Kedua mesin pesawat TransAsia Airways ternyata sama-sama mati sebelum jatuh ke Sungai Keelung, Taiwan. Beberapa menit setelah lepas landas, kedua mesin baling-baling tidak mampu memberikan daya bagi pesawat untuk mengudara.
Dalam konferensi pers, seperti dilansir Reuters dan Focus Taiwan News Channel, Jumat (6/2/2015), Badan Keselamatan Penerbangan Taiwan (ASC) mengungkapkan hasil sementara analisis data kotak hitam dan rekaman suara pesawat TransAsia Airways nomor penerbangan GE235 yang jatuh pada Rabu (4/2) pagi waktu setempat.
Direktur Operasional ASC Thomas Wang menuturkan, mesin sebelah kanan atau mesin nomor 2 masuk mode 'auto-feather' yang memicu berkurangnya dorongan pada baling-baling pesawat.
SCROLL TO CONTINUE WITH CONTENT
Selang 46 detik kemudian, mesin sebelah kiri atau mesin nomor 1 berusaha dikurangi kecepatannya untuk kemudian dinyalakan kembali secara penuh. Namun sayangnya, mesin hanya berhasil menyala penuh selama 56 detik sebelum mati sekitar 6 detik, sebelum kemudian pesawat jatuh. Wang tidak menjelaskan mengapa mesin nomor 1 harus dikurangi kecepatannya.
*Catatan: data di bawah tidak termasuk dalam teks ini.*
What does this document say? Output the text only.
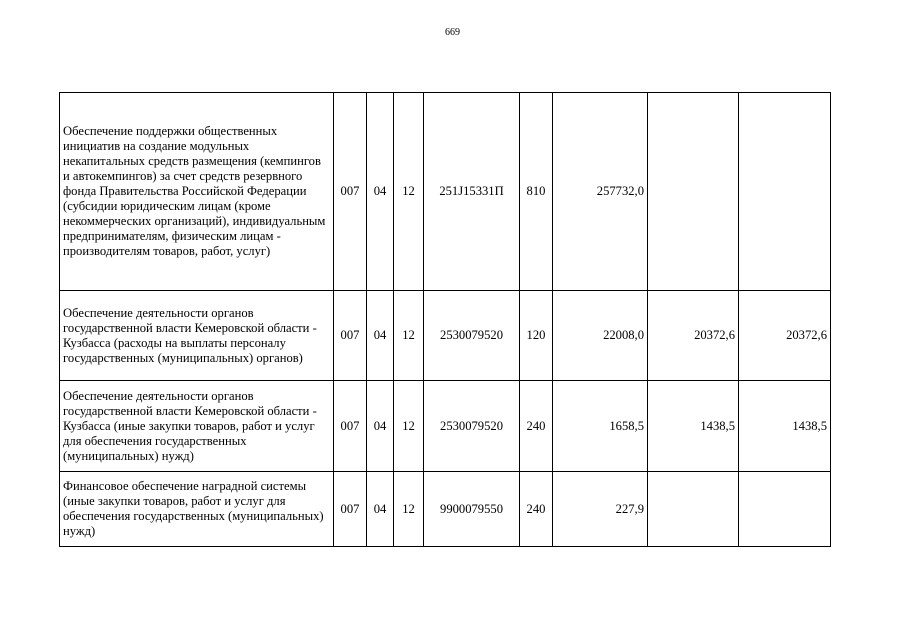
669
Обеспечение поддержки общественных инициатив на создание модульных некапитальных средств размещения (кемпингов и автокемпингов) за счет средств резервного фонда Правительства Российской Федерации (субсидии юридическим лицам (кроме некоммерческих организаций), индивидуальным предпринимателям, физическим лицам - производителям товаров, работ, услуг)	007	04	12	251J15331П	810	257732,0		
Обеспечение деятельности органов государственной власти Кемеровской области - Кузбасса (расходы на выплаты персоналу государственных (муниципальных) органов)	007	04	12	2530079520	120	22008,0	20372,6	20372,6
Обеспечение деятельности органов государственной власти Кемеровской области - Кузбасса (иные закупки товаров, работ и услуг для обеспечения государственных (муниципальных) нужд)	007	04	12	2530079520	240	1658,5	1438,5	1438,5
Финансовое обеспечение наградной системы (иные закупки товаров, работ и услуг для обеспечения государственных (муниципальных) нужд)	007	04	12	9900079550	240	227,9		
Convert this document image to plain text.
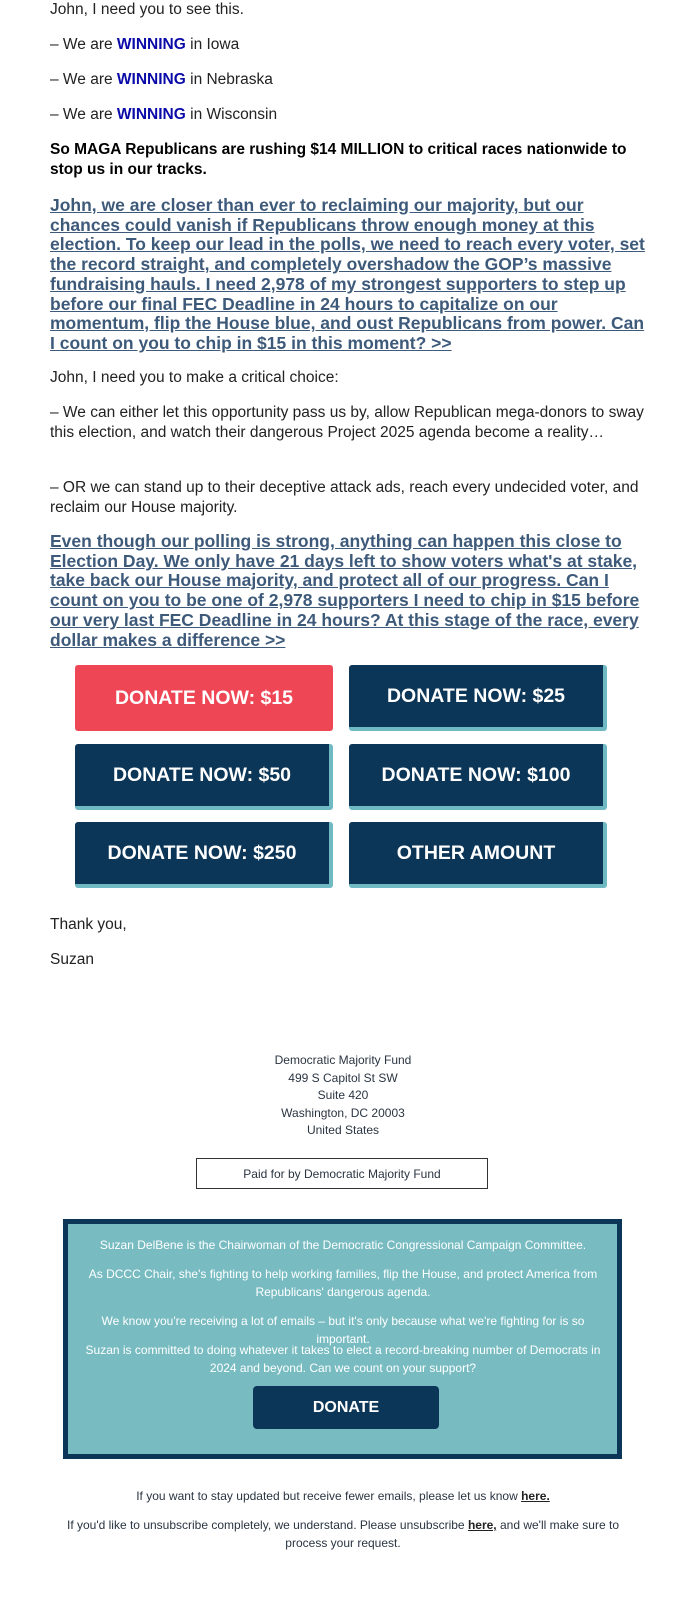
John, I need you to see this.

– We are WINNING in Iowa

– We are WINNING in Nebraska

– We are WINNING in Wisconsin

So MAGA Republicans are rushing $14 MILLION to critical races nationwide to stop us in our tracks.

John, we are closer than ever to reclaiming our majority, but our chances could vanish if Republicans throw enough money at this election. To keep our lead in the polls, we need to reach every voter, set the record straight, and completely overshadow the GOP’s massive fundraising hauls. I need 2,978 of my strongest supporters to step up before our final FEC Deadline in 24 hours to capitalize on our momentum, flip the House blue, and oust Republicans from power. Can I count on you to chip in $15 in this moment? >>

John, I need you to make a critical choice:

– We can either let this opportunity pass us by, allow Republican mega-donors to sway this election, and watch their dangerous Project 2025 agenda become a reality…

– OR we can stand up to their deceptive attack ads, reach every undecided voter, and reclaim our House majority.

Even though our polling is strong, anything can happen this close to Election Day. We only have 21 days left to show voters what's at stake, take back our House majority, and protect all of our progress. Can I count on you to be one of 2,978 supporters I need to chip in $15 before our very last FEC Deadline in 24 hours? At this stage of the race, every dollar makes a difference >>
DONATE NOW: $15	DONATE NOW: $25
DONATE NOW: $50	DONATE NOW: $100
DONATE NOW: $250	OTHER AMOUNT

Thank you,

Suzan

Democratic Majority Fund
499 S Capitol St SW
Suite 420
Washington, DC 20003
United States
Paid for by Democratic Majority Fund

Suzan DelBene is the Chairwoman of the Democratic Congressional Campaign Committee.

As DCCC Chair, she's fighting to help working families, flip the House, and protect America from Republicans' dangerous agenda.

We know you're receiving a lot of emails – but it's only because what we're fighting for is so important.

Suzan is committed to doing whatever it takes to elect a record-breaking number of Democrats in 2024 and beyond. Can we count on your support?

DONATE
If you want to stay updated but receive fewer emails, please let us know here.
If you'd like to unsubscribe completely, we understand. Please unsubscribe here, and we'll make sure to process your request.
Dalam situasi tersebut, pilot lantas memberi peringatan kepada Air Traffic Controller (ATC) yang berbunyi 'Mayday. Mayday. Engine flameout'.
"Pilot meningkatkan kecepatan mesin nomor 2 (sebelah kanan)... Mesin masih beroperasi, tapi kedua mesin tidak menghasilkan tenaga," jelas Wang.
Wang menambahkan, pesawat tipe turboprop ATR 72-600 itu tetap bisa terbang normal meskipun hanya dengan satu mesin. Pesawat dilengkapi dengan dua mesin kembar bernama Pratt & Whitney PW127M buatan United Technologies.
Data kotak hitam pesawat menunjukkan, pesawat TransAsia Airways GE235 hanya terbang selama 3 menit 23 detik setelah lepas landas dari Bandara Songshan, Taipei pada Rabu (4/2) pukul 10.51 waktu setempat.
Total ada 58 penumpang dan awak dalam pesawat nahas tersebut. Sejauh ini, sudah 35 jasad korban tewas yang ditemukan. Sedangkan 8 korban lainnya masih hilang. Hanya 15 orang yang berhasil selamat dalam insiden ini.